The past 2 weeks were loud, busy, occasionally insane but great. Ben is somewhere about but not here at the house, Jake is up in Chicago with his new girlfriend and will fly out from there, and the house is quiet and I am gaining on the cleaning.
Larry and I did supper out and then went by the skating party for his grandson. I didn't skate but both my feet thought they might be able to. Larry loved seeing me so 'grinnney' watching the kids skate.
It rained in the night, enough for me to need to move the bed and hear the roof leak. It won't always be that way, I cope now and Larry does understand how much better off this 'land bound' woman is with her own bit of land and leaking roof, old house than if I was in some rented apartment.
It will take a while to get things here back in order, I need to make more space in the storage area under the house for some more of Jake's stuff and will not gain on that for a few days. My next Friday off I am committed to being the driver for a friend having surgery so the day will start early with Larry and then I will be off to pick up Darrell and to Springfield and his surgery.
So, maybe it's a good thing that Larry starts his days around 4 am all the time.. We will do early breakfast at McD's and then I will be off to Virginia, take Darrell and his car, my netbook, knitting and book to Koke Mill Medical center.
We are talking camping and Larry thinks it's warm enough to start doing the stuff with the camper to get it ready, the drains, put water in the tank and run it through to check for leaks and I will help with some, wipe down the fridge inside and we have to start with stocking the kitchen with dedicated stuff, so we will go through my camping stuff first as I know I have some of what we will want.

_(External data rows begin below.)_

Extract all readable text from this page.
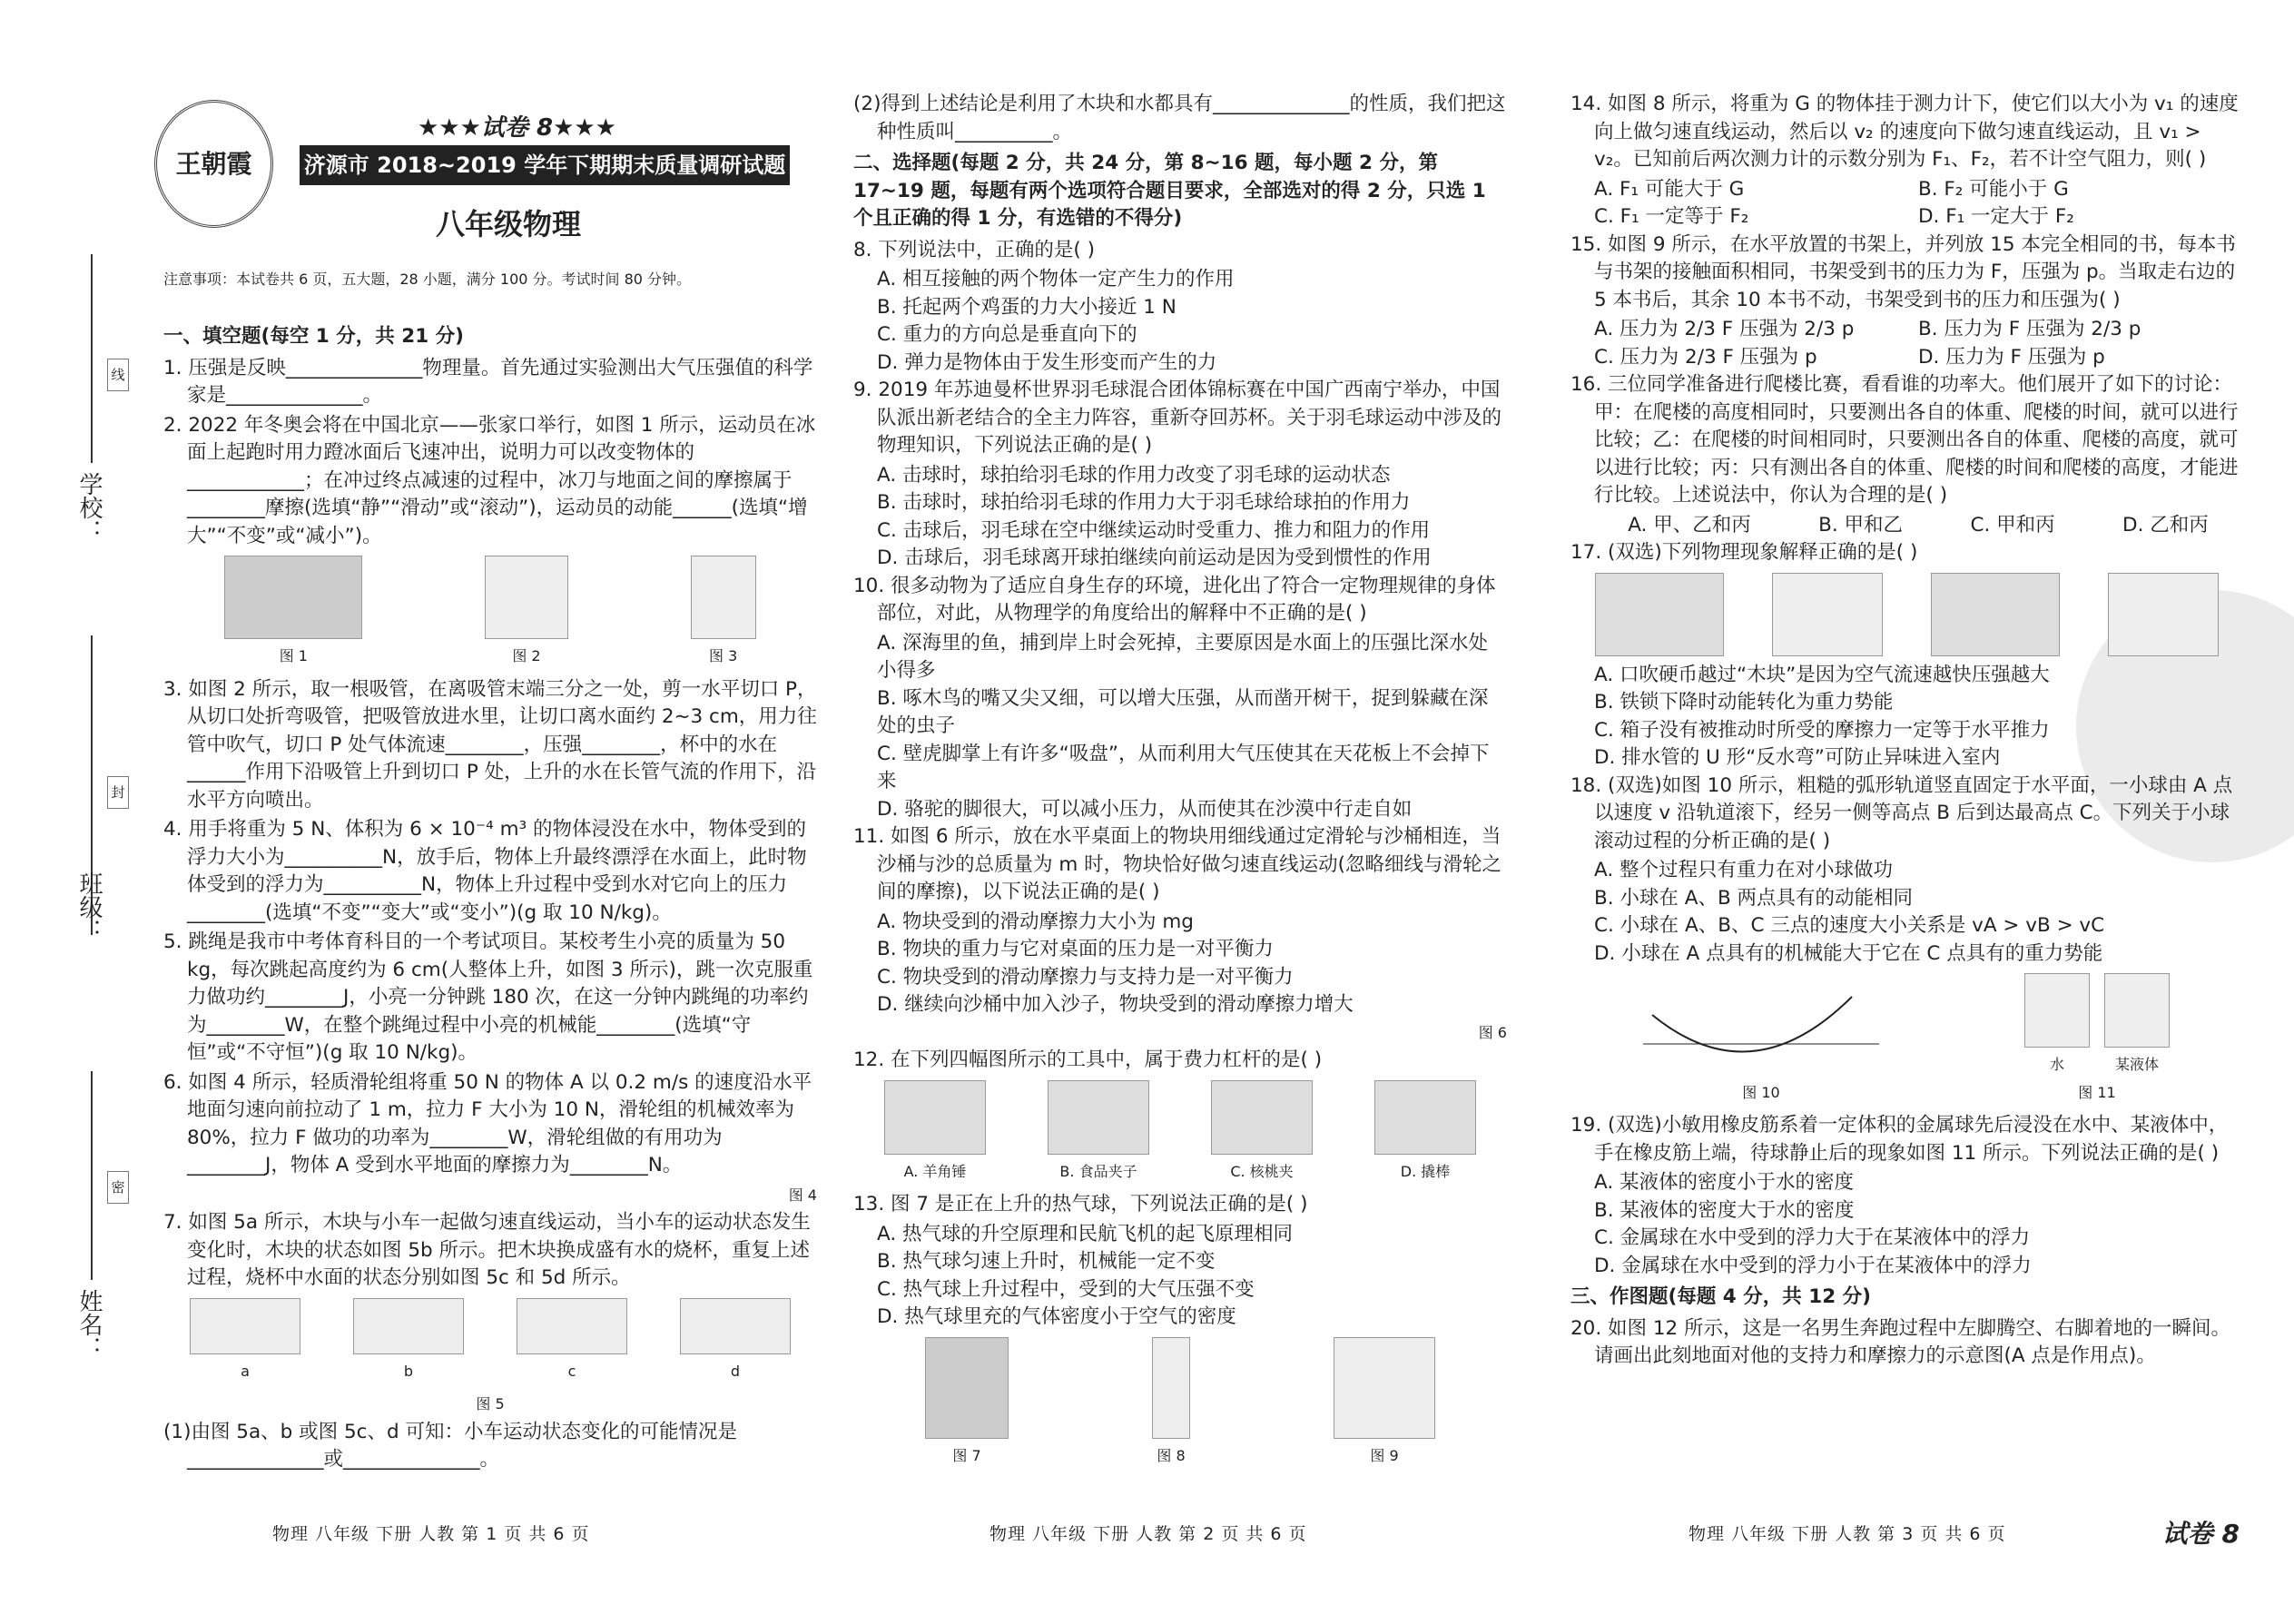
学校：
班级：
姓名：
线
封
密
王朝霞
★★★试卷 8★★★
济源市 2018~2019 学年下期期末质量调研试题
八年级物理
注意事项：本试卷共 6 页，五大题，28 小题，满分 100 分。考试时间 80 分钟。
一、填空题(每空 1 分，共 21 分)
1. 压强是反映______________物理量。首先通过实验测出大气压强值的科学家是______________。
2. 2022 年冬奥会将在中国北京——张家口举行，如图 1 所示，运动员在冰面上起跑时用力蹬冰面后飞速冲出，说明力可以改变物体的____________；在冲过终点减速的过程中，冰刀与地面之间的摩擦属于________摩擦(选填“静”“滑动”或“滚动”)，运动员的动能______(选填“增大”“不变”或“减小”)。
图 1	图 2	图 3
3. 如图 2 所示，取一根吸管，在离吸管末端三分之一处，剪一水平切口 P，从切口处折弯吸管，把吸管放进水里，让切口离水面约 2~3 cm，用力往管中吹气，切口 P 处气体流速________，压强________，杯中的水在______作用下沿吸管上升到切口 P 处，上升的水在长管气流的作用下，沿水平方向喷出。
4. 用手将重为 5 N、体积为 6 × 10⁻⁴ m³ 的物体浸没在水中，物体受到的浮力大小为__________N，放手后，物体上升最终漂浮在水面上，此时物体受到的浮力为__________N，物体上升过程中受到水对它向上的压力________(选填“不变”“变大”或“变小”)(g 取 10 N/kg)。
5. 跳绳是我市中考体育科目的一个考试项目。某校考生小亮的质量为 50 kg，每次跳起高度约为 6 cm(人整体上升，如图 3 所示)，跳一次克服重力做功约________J，小亮一分钟跳 180 次，在这一分钟内跳绳的功率约为________W，在整个跳绳过程中小亮的机械能________(选填“守恒”或“不守恒”)(g 取 10 N/kg)。
6. 如图 4 所示，轻质滑轮组将重 50 N 的物体 A 以 0.2 m/s 的速度沿水平地面匀速向前拉动了 1 m，拉力 F 大小为 10 N，滑轮组的机械效率为 80%，拉力 F 做功的功率为________W，滑轮组做的有用功为________J，物体 A 受到水平地面的摩擦力为________N。
图 4
7. 如图 5a 所示，木块与小车一起做匀速直线运动，当小车的运动状态发生变化时，木块的状态如图 5b 所示。把木块换成盛有水的烧杯，重复上述过程，烧杯中水面的状态分别如图 5c 和 5d 所示。
a	b	c	d
图 5
(1)由图 5a、b 或图 5c、d 可知：小车运动状态变化的可能情况是______________或______________。
(2)得到上述结论是利用了木块和水都具有______________的性质，我们把这种性质叫__________。
二、选择题(每题 2 分，共 24 分，第 8~16 题，每小题 2 分，第 17~19 题，每题有两个选项符合题目要求，全部选对的得 2 分，只选 1 个且正确的得 1 分，有选错的不得分)
8. 下列说法中，正确的是( )
A. 相互接触的两个物体一定产生力的作用
B. 托起两个鸡蛋的力大小接近 1 N
C. 重力的方向总是垂直向下的
D. 弹力是物体由于发生形变而产生的力
9. 2019 年苏迪曼杯世界羽毛球混合团体锦标赛在中国广西南宁举办，中国队派出新老结合的全主力阵容，重新夺回苏杯。关于羽毛球运动中涉及的物理知识，下列说法正确的是( )
A. 击球时，球拍给羽毛球的作用力改变了羽毛球的运动状态
B. 击球时，球拍给羽毛球的作用力大于羽毛球给球拍的作用力
C. 击球后，羽毛球在空中继续运动时受重力、推力和阻力的作用
D. 击球后，羽毛球离开球拍继续向前运动是因为受到惯性的作用
10. 很多动物为了适应自身生存的环境，进化出了符合一定物理规律的身体部位，对此，从物理学的角度给出的解释中不正确的是( )
A. 深海里的鱼，捕到岸上时会死掉，主要原因是水面上的压强比深水处小得多
B. 啄木鸟的嘴又尖又细，可以增大压强，从而凿开树干，捉到躲藏在深处的虫子
C. 壁虎脚掌上有许多“吸盘”，从而利用大气压使其在天花板上不会掉下来
D. 骆驼的脚很大，可以减小压力，从而使其在沙漠中行走自如
11. 如图 6 所示，放在水平桌面上的物块用细线通过定滑轮与沙桶相连，当沙桶与沙的总质量为 m 时，物块恰好做匀速直线运动(忽略细线与滑轮之间的摩擦)，以下说法正确的是( )
A. 物块受到的滑动摩擦力大小为 mg
B. 物块的重力与它对桌面的压力是一对平衡力
C. 物块受到的滑动摩擦力与支持力是一对平衡力
D. 继续向沙桶中加入沙子，物块受到的滑动摩擦力增大
图 6
12. 在下列四幅图所示的工具中，属于费力杠杆的是( )
A. 羊角锤	B. 食品夹子	C. 核桃夹	D. 撬棒
13. 图 7 是正在上升的热气球，下列说法正确的是( )
A. 热气球的升空原理和民航飞机的起飞原理相同
B. 热气球匀速上升时，机械能一定不变
C. 热气球上升过程中，受到的大气压强不变
D. 热气球里充的气体密度小于空气的密度
图 7	图 8	图 9
14. 如图 8 所示，将重为 G 的物体挂于测力计下，使它们以大小为 v₁ 的速度向上做匀速直线运动，然后以 v₂ 的速度向下做匀速直线运动，且 v₁ > v₂。已知前后两次测力计的示数分别为 F₁、F₂，若不计空气阻力，则( )
A. F₁ 可能大于 G	B. F₂ 可能小于 G
C. F₁ 一定等于 F₂	D. F₁ 一定大于 F₂
15. 如图 9 所示，在水平放置的书架上，并列放 15 本完全相同的书，每本书与书架的接触面积相同，书架受到书的压力为 F，压强为 p。当取走右边的 5 本书后，其余 10 本书不动，书架受到书的压力和压强为( )
A. 压力为 2/3 F 压强为 2/3 p	B. 压力为 F 压强为 2/3 p
C. 压力为 2/3 F 压强为 p	D. 压力为 F 压强为 p
16. 三位同学准备进行爬楼比赛，看看谁的功率大。他们展开了如下的讨论：甲：在爬楼的高度相同时，只要测出各自的体重、爬楼的时间，就可以进行比较；乙：在爬楼的时间相同时，只要测出各自的体重、爬楼的高度，就可以进行比较；丙：只有测出各自的体重、爬楼的时间和爬楼的高度，才能进行比较。上述说法中，你认为合理的是( )
A. 甲、乙和丙	B. 甲和乙	C. 甲和丙	D. 乙和丙
17. (双选)下列物理现象解释正确的是( )
A. 口吹硬币越过“木块”是因为空气流速越快压强越大
B. 铁锁下降时动能转化为重力势能
C. 箱子没有被推动时所受的摩擦力一定等于水平推力
D. 排水管的 U 形“反水弯”可防止异味进入室内
18. (双选)如图 10 所示，粗糙的弧形轨道竖直固定于水平面，一小球由 A 点以速度 v 沿轨道滚下，经另一侧等高点 B 后到达最高点 C。下列关于小球滚动过程的分析正确的是( )
A. 整个过程只有重力在对小球做功
B. 小球在 A、B 两点具有的动能相同
C. 小球在 A、B、C 三点的速度大小关系是 vA > vB > vC
D. 小球在 A 点具有的机械能大于它在 C 点具有的重力势能
图 10
水	某液体
图 11
19. (双选)小敏用橡皮筋系着一定体积的金属球先后浸没在水中、某液体中，手在橡皮筋上端，待球静止后的现象如图 11 所示。下列说法正确的是( )
A. 某液体的密度小于水的密度
B. 某液体的密度大于水的密度
C. 金属球在水中受到的浮力大于在某液体中的浮力
D. 金属球在水中受到的浮力小于在某液体中的浮力
三、作图题(每题 4 分，共 12 分)
20. 如图 12 所示，这是一名男生奔跑过程中左脚腾空、右脚着地的一瞬间。请画出此刻地面对他的支持力和摩擦力的示意图(A 点是作用点)。
物理 八年级 下册 人教 第 1 页 共 6 页	物理 八年级 下册 人教 第 2 页 共 6 页	物理 八年级 下册 人教 第 3 页 共 6 页	试卷 8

We aren't going far, just getting out of town, away from my heavy street traffic, his place, just away from the routine and the tv and friends. We won't do a lot, walk, talk, enjoy quality time, but it will make a nice change of scenery for us. And the pals will imagine we are having a wild time, LOL, his son calls in the late afternoon and hopes he's not interrupting anything, Larry was sitting at the kitchen table and I was dealing with the laundry here. His daughter askes if he's getting enough rest and hopes his heart is doing ok.
Really, people, get a grip, We do Not spend All our time together Tearing each others clothes off.
Not that it's not a fun idea but real life seems to get in the way, as does the dog, my job, food and sleep needs....but we smile and laugh a lot, we like that holding hands stuff and ya, that was his hand on my bum while we stood rinkside and watched the kids skate last night, and neither of us were worried about who noticed (the lighting was dim, we were at the end of the protective wall there).
I'm not going to the Celtic Women concert, we watched the dvds I own, we talked and he would go if I did the driving once we got close to Peoria, and I woke up wanting to replace the bathroom sink here more. I can buy the dvd and cd and enjoy them over and over, the dvd won't let me pull the music for my ipod so it takes both here. And I can start looking at white pedistal style bathroom sinks that would suit me.
It's funny, for several months going to that concert was so high on my list and now I am really wanting the $$ for that bathroom sink replacement. It feels good to know I make those choices for my reasons and someone supports me, listens to my reasons and lets me bounce ideas around.
He watched my recovery from this accident and saw something he wanted to know better. Now he's seeing all the bits and pieces that were not showing there at McD's and other places here about town. I saw a quiet and good mannered man who did not look at me with pity or with disgust over my awkwardness and physical challenges. Who didn't talk to me often or gawk at me like I was some side show from the circus.
Now we are learning so much more, we are both very tactile people, and we talk, we ask and we listen. We both like quiet lives and hold some people very close to our hearts but don't need loads of friends or out with people all the time.
We both try and eat sensible and listen to our medical professionals so we are able to take better care of our bodies and have better quality of life.
We don't want big vacations, huge homes or to go on a cruse and for both of us, this town is Home, we like it here and don't want to move elsewhere. He takes care of what he owns, he manages his finances carefully and practically and he's at peace with the man he's grown into.
So, here I sit, knowing despite the leaking roof, the stuff that is taking up a lot of floor space in my tiny sewing space, the mess in the living room, I really have a very good life that just keeps getting better. And when I'm ready to try that skating, Larry will be there to support me, cheer me on if I can skate, even if it's slow and awkward and hug me close, no matter what.